I apologize in advance for not being able to provide a fully reproducible example, as the model usually takes >24 hours to run and has many thousands of parameters. I hope the information I can provide is sufficient in lieu of that. I’ve read CmdStanR reports error "All variables in all chains must have the same length" after apparently successful sampling - #2 by Robert_Dodier, but it doesn’t solve my issue since I’ve already been redirecting my CSVs to a directory that has 10TB of storage.

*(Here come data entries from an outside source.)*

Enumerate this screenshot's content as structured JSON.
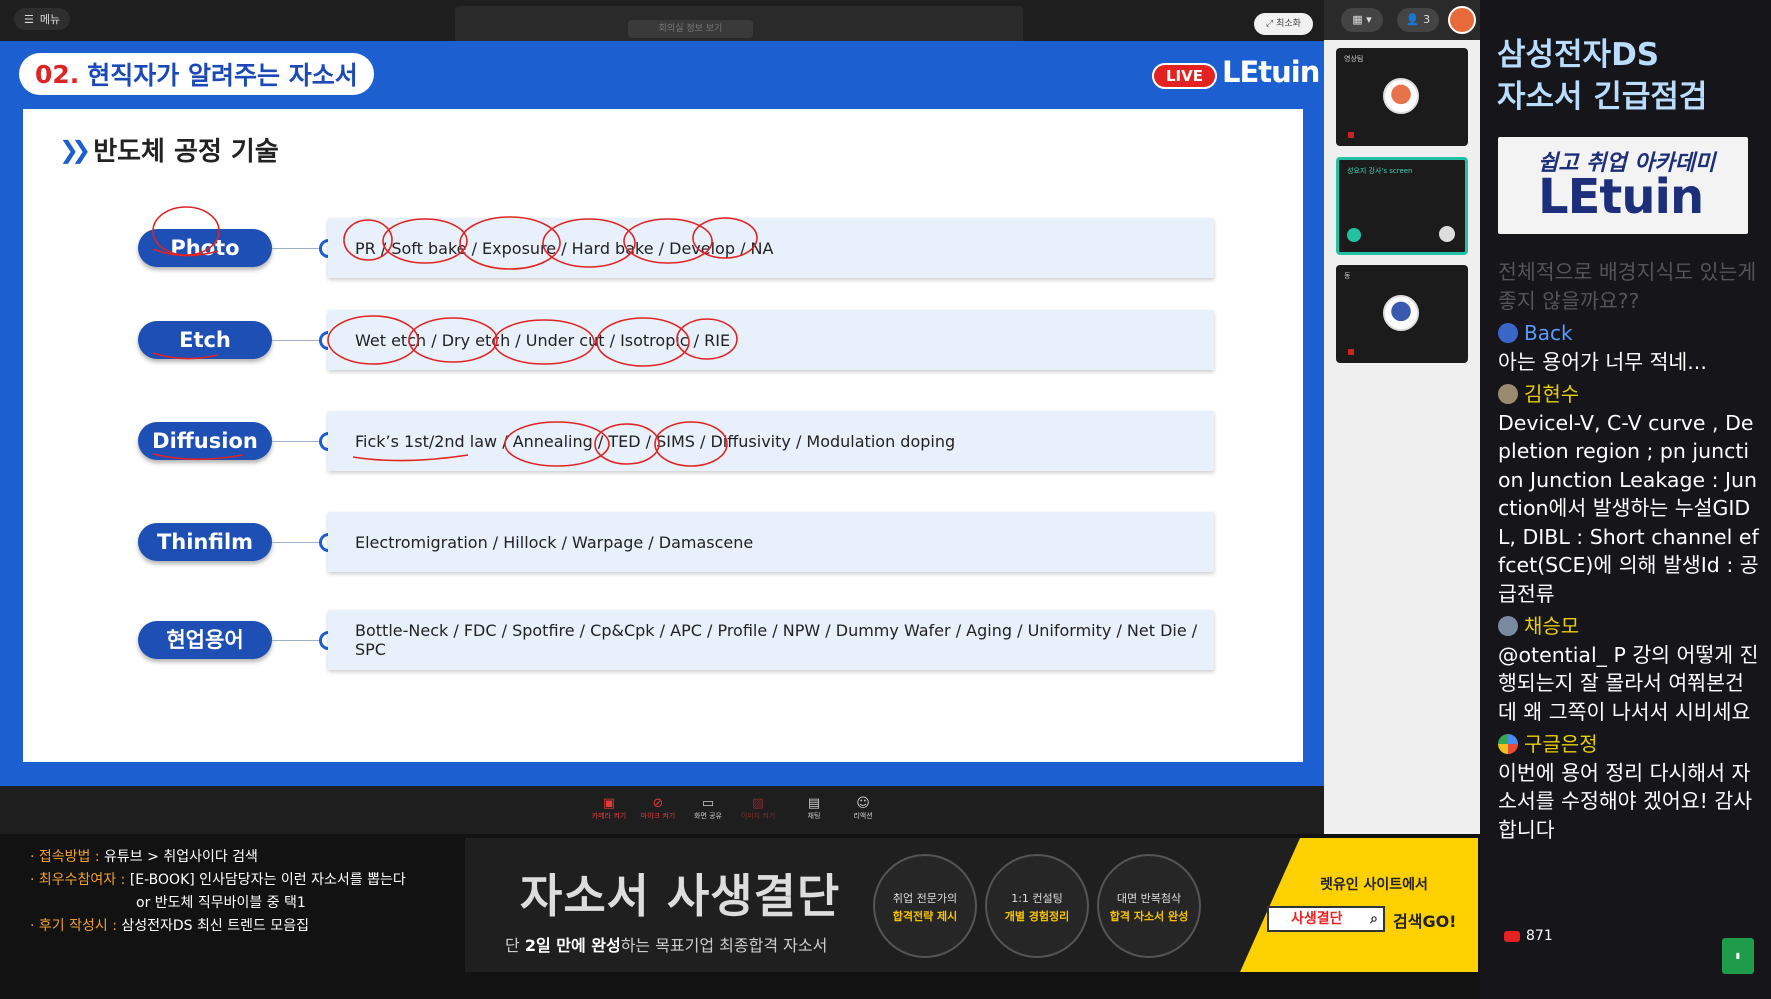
{
  "topbar": {
    "menu_label": "메뉴",
    "center_label": "회의실 정보 보기",
    "minimize_label": "최소화"
  },
  "slide": {
    "title_num": "02.",
    "title_text": "현직자가 알려주는 자소서",
    "live_label": "LIVE",
    "brand": "LEtuin",
    "section_title": "반도체 공정 기술",
    "rows": [
      {
        "label": "Photo",
        "terms": "PR / Soft bake / Exposure / Hard bake / Develop / NA"
      },
      {
        "label": "Etch",
        "terms": "Wet etch / Dry etch / Under cut / Isotropic / RIE"
      },
      {
        "label": "Diffusion",
        "terms": "Fick’s 1st/2nd law  / Annealing / TED / SIMS / Diffusivity / Modulation doping"
      },
      {
        "label": "Thinfilm",
        "terms": "Electromigration / Hillock / Warpage / Damascene"
      },
      {
        "label": "현업용어",
        "terms": "Bottle-Neck / FDC / Spotfire / Cp&Cpk / APC / Profile / NPW / Dummy Wafer / Aging / Uniformity / Net Die / SPC"
      }
    ]
  },
  "toolbar": {
    "items": [
      {
        "label": "카메라 켜기",
        "icon": "camera-off-icon"
      },
      {
        "label": "마이크 켜기",
        "icon": "mic-off-icon"
      },
      {
        "label": "화면 공유",
        "icon": "screen-share-icon"
      },
      {
        "label": "이미지 켜기",
        "icon": "image-icon"
      },
      {
        "label": "채팅",
        "icon": "chat-icon"
      },
      {
        "label": "리액션",
        "icon": "reaction-icon"
      }
    ]
  },
  "footer": {
    "line1_label": "· 접속방법 : ",
    "line1_value": "유튜브 > 취업사이다 검색",
    "line2_label": "· 최우수참여자 : ",
    "line2_value": "[E-BOOK] 인사담당자는 이런 자소서를 뽑는다",
    "line3_value": "or 반도체 직무바이블 중 택1",
    "line4_label": "· 후기 작성시 : ",
    "line4_value": "삼성전자DS 최신 트렌드 모음집"
  },
  "banner": {
    "title": "자소서 사생결단",
    "sub_prefix": "단 ",
    "sub_bold": "2일 만에 완성",
    "sub_suffix": "하는 목표기업 최종합격 자소서",
    "circles": [
      {
        "top": "취업 전문가의",
        "bottom": "합격전략 제시"
      },
      {
        "top": "1:1 컨설팅",
        "bottom": "개별 경험정리"
      },
      {
        "top": "대면 반복첨삭",
        "bottom": "합격 자소서 완성"
      }
    ],
    "cta_title": "렛유인 사이트에서",
    "cta_search": "사생결단",
    "cta_go": "검색GO!"
  },
  "video": {
    "user_count": "3",
    "tiles": [
      {
        "label": "영상팀"
      },
      {
        "label": "성요지 강사's screen"
      },
      {
        "label": "동"
      }
    ]
  },
  "side": {
    "title_line1": "삼성전자DS",
    "title_line2": "자소서 긴급점검",
    "logo_top": "쉽고 취업 아카데미",
    "logo_brand": "LEtuin",
    "chat": {
      "faded": "전체적으로 배경지식도 있는게 좋지 않을까요??",
      "messages": [
        {
          "name": "Back",
          "text": "아는 용어가 너무 적네..."
        },
        {
          "name": "김현수",
          "text": "Devicel-V, C-V curve , Depletion region ; pn junction Junction Leakage : Junction에서 발생하는 누설GIDL, DIBL : Short channel effcet(SCE)에 의해 발생Id : 공급전류"
        },
        {
          "name": "채승모",
          "text": "@otential_ P 강의 어떻게 진행되는지 잘 몰라서 여쭤본건데 왜 그쪽이 나서서 시비세요"
        },
        {
          "name": "구글은정",
          "text": "이번에 용어 정리 다시해서 자소서를 수정해야 겠어요! 감사합니다"
        }
      ]
    },
    "viewer_count": "871"
  }
}
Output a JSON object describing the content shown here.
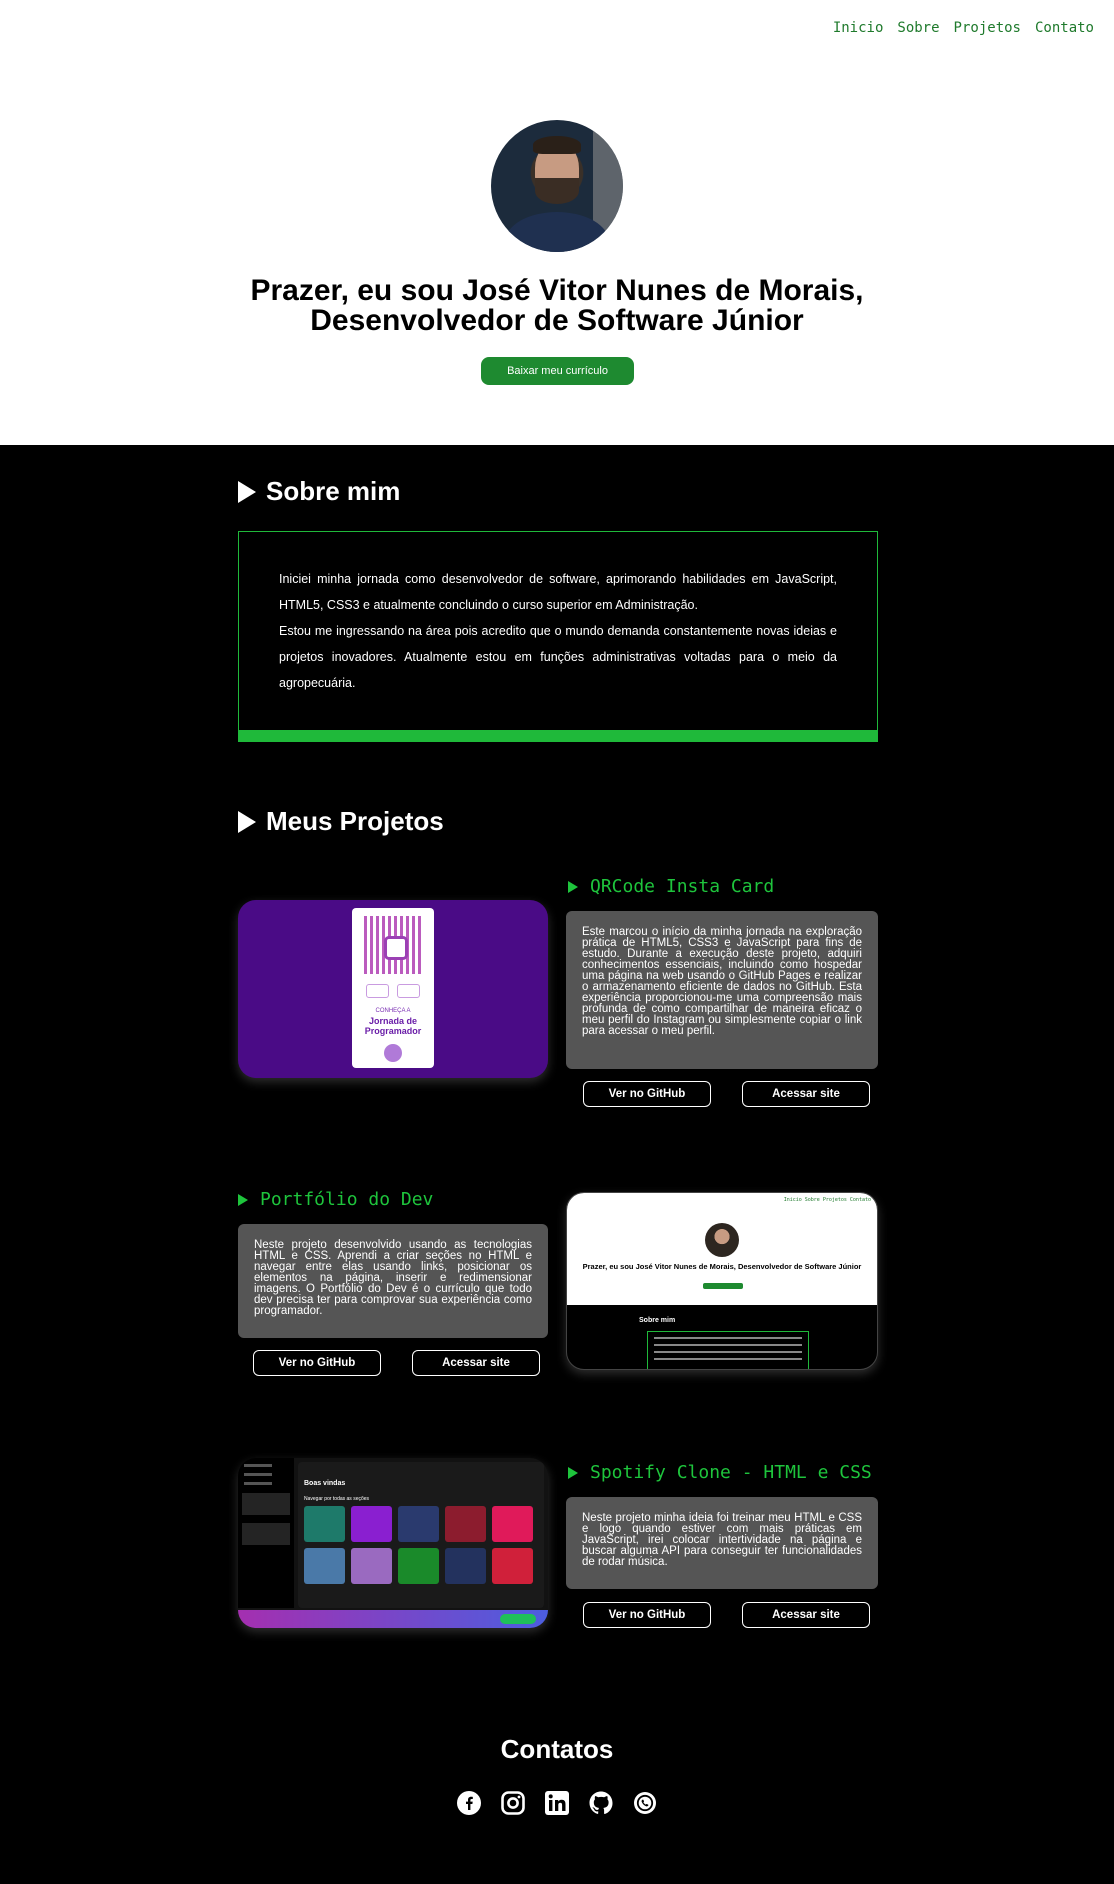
{
  "nav": {
    "items": [
      "Inicio",
      "Sobre",
      "Projetos",
      "Contato"
    ]
  },
  "hero": {
    "title_line1": "Prazer, eu sou José Vitor Nunes de Morais,",
    "title_line2": "Desenvolvedor de Software Júnior",
    "cv_button": "Baixar meu currículo"
  },
  "about": {
    "heading": "Sobre mim",
    "paragraph1": "Iniciei minha jornada como desenvolvedor de software, aprimorando habilidades em JavaScript, HTML5, CSS3 e atualmente concluindo o curso superior em Administração.",
    "paragraph2": "Estou me ingressando na área pois acredito que o mundo demanda constantemente novas ideias e projetos inovadores. Atualmente estou em funções administrativas voltadas para o meio da agropecuária."
  },
  "projects": {
    "heading": "Meus Projetos",
    "items": [
      {
        "title": "QRCode Insta Card",
        "description": "Este marcou o início da minha jornada na exploração prática de HTML5, CSS3 e JavaScript para fins de estudo. Durante a execução deste projeto, adquiri conhecimentos essenciais, incluindo como hospedar uma página na web usando o GitHub Pages e realizar o armazenamento eficiente de dados no GitHub. Esta experiência proporcionou-me uma compreensão mais profunda de como compartilhar de maneira eficaz o meu perfil do Instagram ou simplesmente copiar o link para acessar o meu perfil.",
        "github_label": "Ver no GitHub",
        "site_label": "Acessar site",
        "thumb_text1": "CONHEÇA A",
        "thumb_text2": "Jornada de Programador"
      },
      {
        "title": "Portfólio do Dev",
        "description": "Neste projeto desenvolvido usando as tecnologias HTML e CSS. Aprendi a criar seções no HTML e navegar entre elas usando links, posicionar os elementos na página, inserir e redimensionar imagens. O Portfólio do Dev é o currículo que todo dev precisa ter para comprovar sua experiência como programador.",
        "github_label": "Ver no GitHub",
        "site_label": "Acessar site",
        "thumb_nav": "Inicio Sobre Projetos Contato",
        "thumb_title": "Prazer, eu sou José Vitor Nunes de Morais, Desenvolvedor de Software Júnior",
        "thumb_sobre": "Sobre mim"
      },
      {
        "title": "Spotify Clone - HTML e CSS",
        "description": "Neste projeto minha ideia foi treinar meu HTML e CSS e logo quando estiver com mais práticas em JavaScript, irei colocar intertividade na página e buscar alguma API para conseguir ter funcionalidades de rodar música.",
        "github_label": "Ver no GitHub",
        "site_label": "Acessar site",
        "thumb_head": "Boas vindas",
        "thumb_sub": "Navegar por todas as seções"
      }
    ]
  },
  "contacts": {
    "heading": "Contatos",
    "icons": [
      "facebook-icon",
      "instagram-icon",
      "linkedin-icon",
      "github-icon",
      "whatsapp-icon"
    ]
  },
  "colors": {
    "accent_green": "#1ec43c",
    "button_green": "#1e8a30",
    "card_gray": "#555555"
  }
}
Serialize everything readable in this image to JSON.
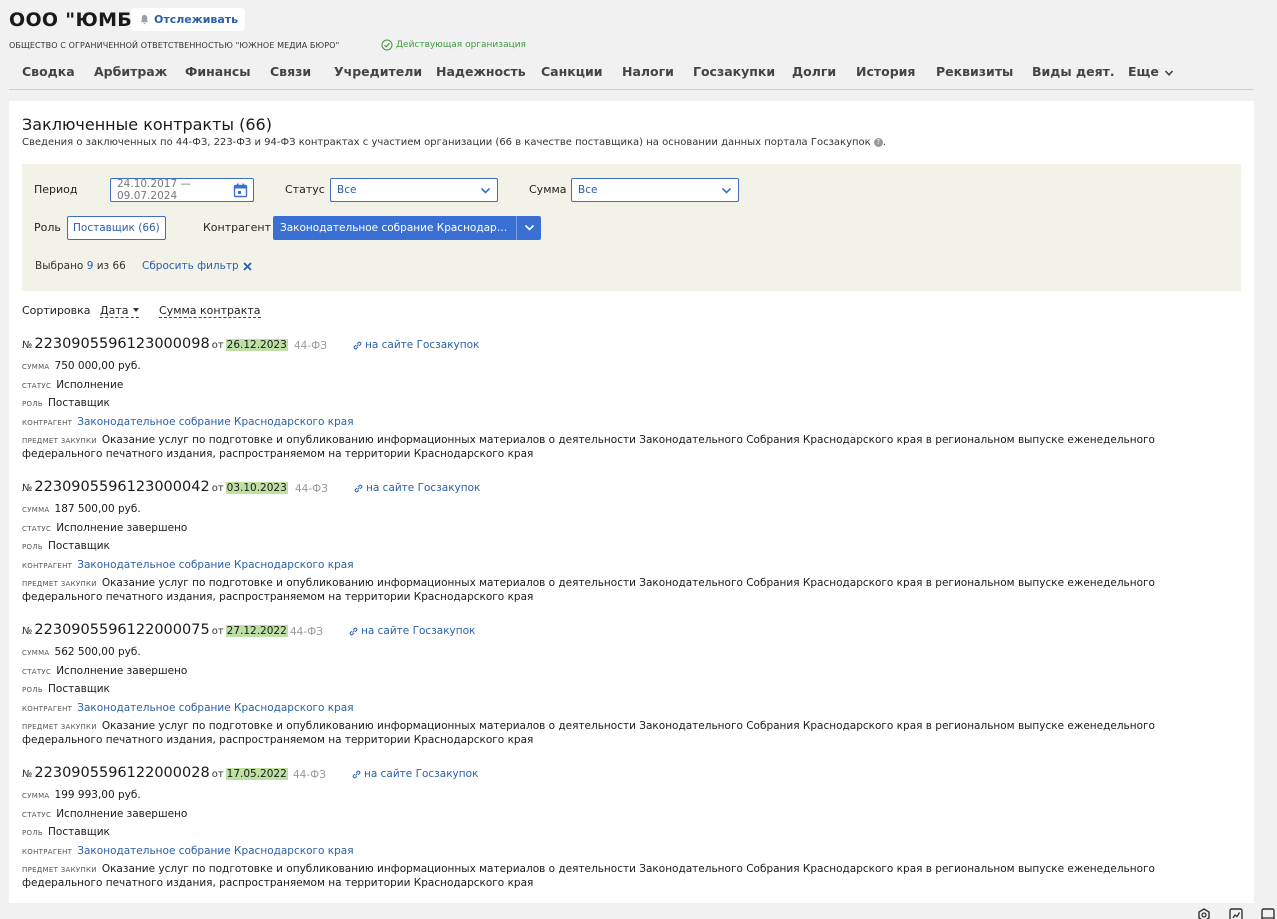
{
  "header": {
    "company_name": "ООО \"ЮМБ\"",
    "follow_label": "Отслеживать",
    "full_name": "ОБЩЕСТВО С ОГРАНИЧЕННОЙ ОТВЕТСТВЕННОСТЬЮ \"ЮЖНОЕ МЕДИА БЮРО\"",
    "status": "Действующая организация",
    "status_color": "#3f9a3f"
  },
  "nav": {
    "items": [
      "Сводка",
      "Арбитраж",
      "Финансы",
      "Связи",
      "Учредители",
      "Надежность",
      "Санкции",
      "Налоги",
      "Госзакупки",
      "Долги",
      "История",
      "Реквизиты",
      "Виды деят.",
      "Еще"
    ]
  },
  "section": {
    "title": "Заключенные контракты (66)",
    "description": "Сведения о заключенных по 44-ФЗ, 223-ФЗ и 94-ФЗ контрактах с участием организации (66 в качестве поставщика) на основании данных портала Госзакупок",
    "info_icon": "?"
  },
  "filters": {
    "period_label": "Период",
    "period_value": "24.10.2017 — 09.07.2024",
    "status_label": "Статус",
    "status_value": "Все",
    "sum_label": "Сумма",
    "sum_value": "Все",
    "role_label": "Роль",
    "role_value": "Поставщик (66)",
    "counterparty_label": "Контрагент",
    "counterparty_value": "Законодательное собрание Краснодарского края",
    "selected_prefix": "Выбрано",
    "selected_count": "9",
    "selected_of": "из 66",
    "reset_label": "Сбросить фильтр",
    "accent_color": "#3a70d4"
  },
  "sorting": {
    "label": "Сортировка",
    "by_date": "Дата",
    "by_sum": "Сумма контракта"
  },
  "labels": {
    "no": "№",
    "ot": "от",
    "sum": "сумма",
    "status": "статус",
    "role": "роль",
    "counterparty": "контрагент",
    "subject": "предмет закупки",
    "site_link": "на сайте Госзакупок"
  },
  "contracts": [
    {
      "number": "2230905596123000098",
      "date": "26.12.2023",
      "law": "44-ФЗ",
      "sum": "750 000,00 руб.",
      "status": "Исполнение",
      "role": "Поставщик",
      "counterparty": "Законодательное собрание Краснодарского края",
      "subject": "Оказание услуг по подготовке и опубликованию информационных материалов о деятельности Законодательного Собрания Краснодарского края в региональном выпуске еженедельного федерального печатного издания, распространяемом на территории Краснодарского края"
    },
    {
      "number": "2230905596123000042",
      "date": "03.10.2023",
      "law": "44-ФЗ",
      "sum": "187 500,00 руб.",
      "status": "Исполнение завершено",
      "role": "Поставщик",
      "counterparty": "Законодательное собрание Краснодарского края",
      "subject": "Оказание услуг по подготовке и опубликованию информационных материалов о деятельности Законодательного Собрания Краснодарского края в региональном выпуске еженедельного федерального печатного издания, распространяемом на территории Краснодарского края"
    },
    {
      "number": "2230905596122000075",
      "date": "27.12.2022",
      "law": "44-ФЗ",
      "sum": "562 500,00 руб.",
      "status": "Исполнение завершено",
      "role": "Поставщик",
      "counterparty": "Законодательное собрание Краснодарского края",
      "subject": "Оказание услуг по подготовке и опубликованию информационных материалов о деятельности Законодательного Собрания Краснодарского края в региональном выпуске еженедельного федерального печатного издания, распространяемом на территории Краснодарского края"
    },
    {
      "number": "2230905596122000028",
      "date": "17.05.2022",
      "law": "44-ФЗ",
      "sum": "199 993,00 руб.",
      "status": "Исполнение завершено",
      "role": "Поставщик",
      "counterparty": "Законодательное собрание Краснодарского края",
      "subject": "Оказание услуг по подготовке и опубликованию информационных материалов о деятельности Законодательного Собрания Краснодарского края в региональном выпуске еженедельного федерального печатного издания, распространяемом на территории Краснодарского края"
    }
  ],
  "icons": {
    "bell": "bell-icon",
    "check": "check-circle-icon",
    "calendar": "calendar-icon",
    "chevron": "chevron-down-icon",
    "close": "close-icon",
    "link": "link-icon"
  }
}
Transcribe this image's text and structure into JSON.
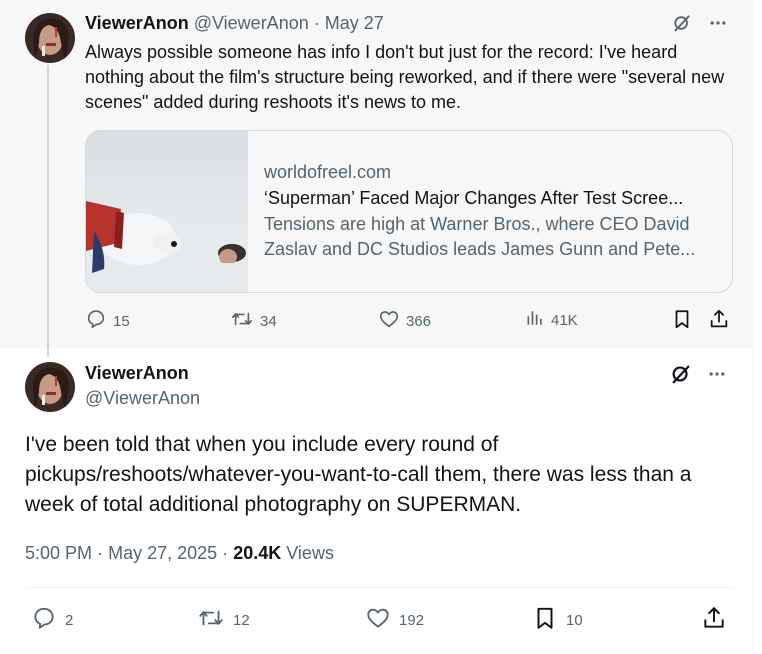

I run all of my models on my university’s HPC, which has the following operating system (not sure how little or how much you need, so I included all the info):
- Operating System: Red Hat Enterprise Linux
- CPE OS Name: cpe:/o:redhat:enterprise_linux:7.9:GA:server
- Kernel: Linux 3.10.0-1160.83.1.el7.x86_64
- Architecture: x86-64
I run CmdStan through the CmdStanR interface and R from a custom conda environment, with the below specifications. (Note: I didn’t install CmdStan into a new conda environment as the cmdstan-guide suggests; I have many other R packages in my current conda environment that I need to continue using, and I didn’t want to re-install them in a new environment.)
- R version 4.2.2
- cmdstanr version: 0.5.3
- CmdStan version: 2.31.0
- g++ (GCC) : 8.5.0 20210514 (Red Hat 8.5.0-10)
- GNU Make: 4.3
I recently transitioned to CmdStanR from RStan. When running these same models via RStan, there was always a surge in memory usage once all chains were done running, and the process was creating the stanfit object from all three completed chains. This surge would result in needing 75-100GB of available memory (which I understand, there’s a lot happening in my model) and would result in a stanfit object between 8-14GB (depending on the model). So when running my CmdStan models, I’ve requested similar resources through slurm when I run these models via CmdStanR (so 25-30 cores with 3.15 GB each for two days). I’m sharing all this so you know the computing resources I use when encountering the problems below.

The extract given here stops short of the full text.